A CNN-based methodology for breast cancer diagnosis using thermal images

Juan Zuluaga-Gomez,Zeina Al Masry,Khaled Benaggoune,Safa Meraghni,Noureddine Zerhouni
DOI: https://doi.org/10.48550/arXiv.1910.13757
2019-10-30
Abstract:Micro Abstract: A recent study from GLOBOCAN disclosed that during 2018 two million women worldwide had been diagnosed from breast cancer. This study presents a computer-aided diagnosis system based on convolutional neural networks as an alternative diagnosis methodology for breast cancer diagnosis with thermal images. Experimental results showed that lower false-positives and false-negatives classification rates are obtained when data pre-processing and data augmentation techniques are implemented in these thermal images. Background: There are many types of breast cancer screening techniques such as, mammography, magnetic resonance imaging, ultrasound and blood sample tests, which require either, expensive devices or personal qualified. Currently, some countries still lack access to these main screening techniques due to economic, social or cultural issues. The objective of this study is to demonstrate that computer-aided diagnosis(CAD) systems based on convolutional neural networks (CNN) are faster, reliable and robust than other techniques. Methods: We performed a study of the influence of data pre-processing, data augmentation and database size versus a proposed set of CNN models. Furthermore, we developed a CNN hyper-parameters fine-tuning optimization algorithm using a tree parzen estimator. Results: Among the 57 patients database, our CNN models obtained a higher accuracy (92\%) and F1-score (92\%) that outperforms several state-of-the-art architectures such as ResNet50, SeResNet50 and Inception. Also, we demonstrated that a CNN model that implements data-augmentation techniques reach identical performance metrics in comparison with a CNN that uses a database up to 50\% bigger. Conclusion: This study highlights the benefits of data augmentation and CNNs in thermal breast images. Also, it measures the influence of the database size in the performance of CNNs.

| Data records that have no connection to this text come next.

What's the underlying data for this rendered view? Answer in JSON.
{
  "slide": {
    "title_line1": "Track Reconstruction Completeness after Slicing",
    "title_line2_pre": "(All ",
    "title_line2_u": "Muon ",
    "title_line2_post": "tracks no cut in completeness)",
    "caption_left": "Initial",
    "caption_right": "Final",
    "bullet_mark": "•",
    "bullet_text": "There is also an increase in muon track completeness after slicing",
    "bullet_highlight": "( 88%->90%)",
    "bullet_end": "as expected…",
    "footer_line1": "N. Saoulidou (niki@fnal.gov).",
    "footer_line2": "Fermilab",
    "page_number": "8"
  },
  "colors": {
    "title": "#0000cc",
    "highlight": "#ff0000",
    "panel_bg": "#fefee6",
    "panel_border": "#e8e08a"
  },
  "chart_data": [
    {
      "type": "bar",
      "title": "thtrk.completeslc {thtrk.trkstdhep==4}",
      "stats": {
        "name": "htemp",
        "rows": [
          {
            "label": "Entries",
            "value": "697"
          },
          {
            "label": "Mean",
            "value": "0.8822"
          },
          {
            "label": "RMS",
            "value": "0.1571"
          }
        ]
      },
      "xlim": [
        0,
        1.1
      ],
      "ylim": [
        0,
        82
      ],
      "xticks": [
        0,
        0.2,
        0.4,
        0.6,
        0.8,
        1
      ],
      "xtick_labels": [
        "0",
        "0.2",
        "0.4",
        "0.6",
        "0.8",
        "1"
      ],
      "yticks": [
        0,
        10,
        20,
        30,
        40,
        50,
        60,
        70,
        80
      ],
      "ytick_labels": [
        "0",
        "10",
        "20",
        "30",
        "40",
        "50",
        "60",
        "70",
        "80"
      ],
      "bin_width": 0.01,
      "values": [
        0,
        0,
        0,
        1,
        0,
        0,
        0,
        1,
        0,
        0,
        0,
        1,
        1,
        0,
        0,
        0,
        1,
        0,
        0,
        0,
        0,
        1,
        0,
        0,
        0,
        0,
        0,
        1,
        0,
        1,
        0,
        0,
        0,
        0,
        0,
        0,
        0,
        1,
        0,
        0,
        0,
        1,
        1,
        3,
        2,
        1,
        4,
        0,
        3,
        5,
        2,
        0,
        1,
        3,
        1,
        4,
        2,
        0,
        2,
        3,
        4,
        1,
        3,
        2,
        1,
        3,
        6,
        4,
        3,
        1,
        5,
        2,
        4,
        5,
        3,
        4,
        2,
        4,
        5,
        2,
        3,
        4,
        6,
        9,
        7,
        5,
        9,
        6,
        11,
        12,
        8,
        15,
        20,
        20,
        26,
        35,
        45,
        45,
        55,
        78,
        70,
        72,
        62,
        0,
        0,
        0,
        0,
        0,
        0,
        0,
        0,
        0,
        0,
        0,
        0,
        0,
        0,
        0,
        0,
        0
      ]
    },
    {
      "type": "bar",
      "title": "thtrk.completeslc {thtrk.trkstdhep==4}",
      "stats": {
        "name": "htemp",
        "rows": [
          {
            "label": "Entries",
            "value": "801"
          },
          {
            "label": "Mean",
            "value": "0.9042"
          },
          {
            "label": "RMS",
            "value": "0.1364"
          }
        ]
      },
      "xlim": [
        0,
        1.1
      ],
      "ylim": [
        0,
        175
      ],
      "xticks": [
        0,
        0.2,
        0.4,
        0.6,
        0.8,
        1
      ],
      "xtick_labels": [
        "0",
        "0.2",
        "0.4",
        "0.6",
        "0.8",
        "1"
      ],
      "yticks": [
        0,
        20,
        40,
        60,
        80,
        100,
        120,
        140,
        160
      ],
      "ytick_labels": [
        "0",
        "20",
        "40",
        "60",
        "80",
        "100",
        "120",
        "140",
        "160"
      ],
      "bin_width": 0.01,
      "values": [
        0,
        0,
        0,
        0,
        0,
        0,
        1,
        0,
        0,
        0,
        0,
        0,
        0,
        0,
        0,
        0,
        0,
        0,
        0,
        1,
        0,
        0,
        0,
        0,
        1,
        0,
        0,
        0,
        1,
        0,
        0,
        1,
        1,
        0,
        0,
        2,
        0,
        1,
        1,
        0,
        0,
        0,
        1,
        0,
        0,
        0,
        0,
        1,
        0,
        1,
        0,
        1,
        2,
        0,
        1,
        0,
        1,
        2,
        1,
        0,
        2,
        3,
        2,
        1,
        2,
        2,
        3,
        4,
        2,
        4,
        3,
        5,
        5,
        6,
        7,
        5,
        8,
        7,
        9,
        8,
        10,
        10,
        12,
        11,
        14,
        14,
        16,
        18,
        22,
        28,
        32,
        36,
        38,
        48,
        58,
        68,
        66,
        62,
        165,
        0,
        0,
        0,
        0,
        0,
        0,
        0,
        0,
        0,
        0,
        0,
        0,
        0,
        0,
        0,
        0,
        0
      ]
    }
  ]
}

Computer Vision and Pattern Recognition,Image and Video Processing
What problem does this paper attempt to address?
The main problem that this paper attempts to solve is the early diagnosis of breast cancer, especially achieving this goal through thermography. Specifically, the researchers have developed a computer - aided diagnosis (CAD) system based on convolutional neural network (CNN) for diagnosing breast cancer using thermographic images. The paper focuses on the following aspects: 1. **Improving diagnostic efficiency and reliability**: By using thermography, the researchers hope to provide a faster, more reliable and more robust method for breast cancer diagnosis, especially in countries and regions with limited resources or poor economic conditions, where traditional breast cancer screening techniques (such as mammography, magnetic resonance imaging, etc.) may not be widely available. 2. **Application of data pre - processing and data augmentation techniques**: The researchers explored how to improve the performance of the CNN model and reduce the misdiagnosis rate (false positive rate and false negative rate) through data pre - processing and data augmentation techniques. 3. **Miniaturization and simplification of CNN architecture**: The paper points out that smaller and simpler CNN architectures can outperform existing complex architectures (such as ResNet50, SeResNet50 and Inception, etc.) in some cases, which provides a more lightweight solution for practical applications. 4. **Trade - off between data augmentation and database size**: The researchers also measured the impact of data augmentation techniques and database size on the performance of CNN, and found that data augmentation techniques can achieve performance comparable to that of a larger database on a smaller database. 5. **Hyper - parameter optimization**: In order to further improve the model performance, the researchers developed a hyper - parameter optimization algorithm based on Tree Parzen Estimator (TPE), and used the Bayesian optimization method to find the optimal combination of hyper - parameters. In conclusion, this paper aims to provide an efficient, reliable and easy - to - implement breast cancer diagnosis scheme through thermography and deep - learning methods, especially in areas where traditional screening techniques are difficult to popularize.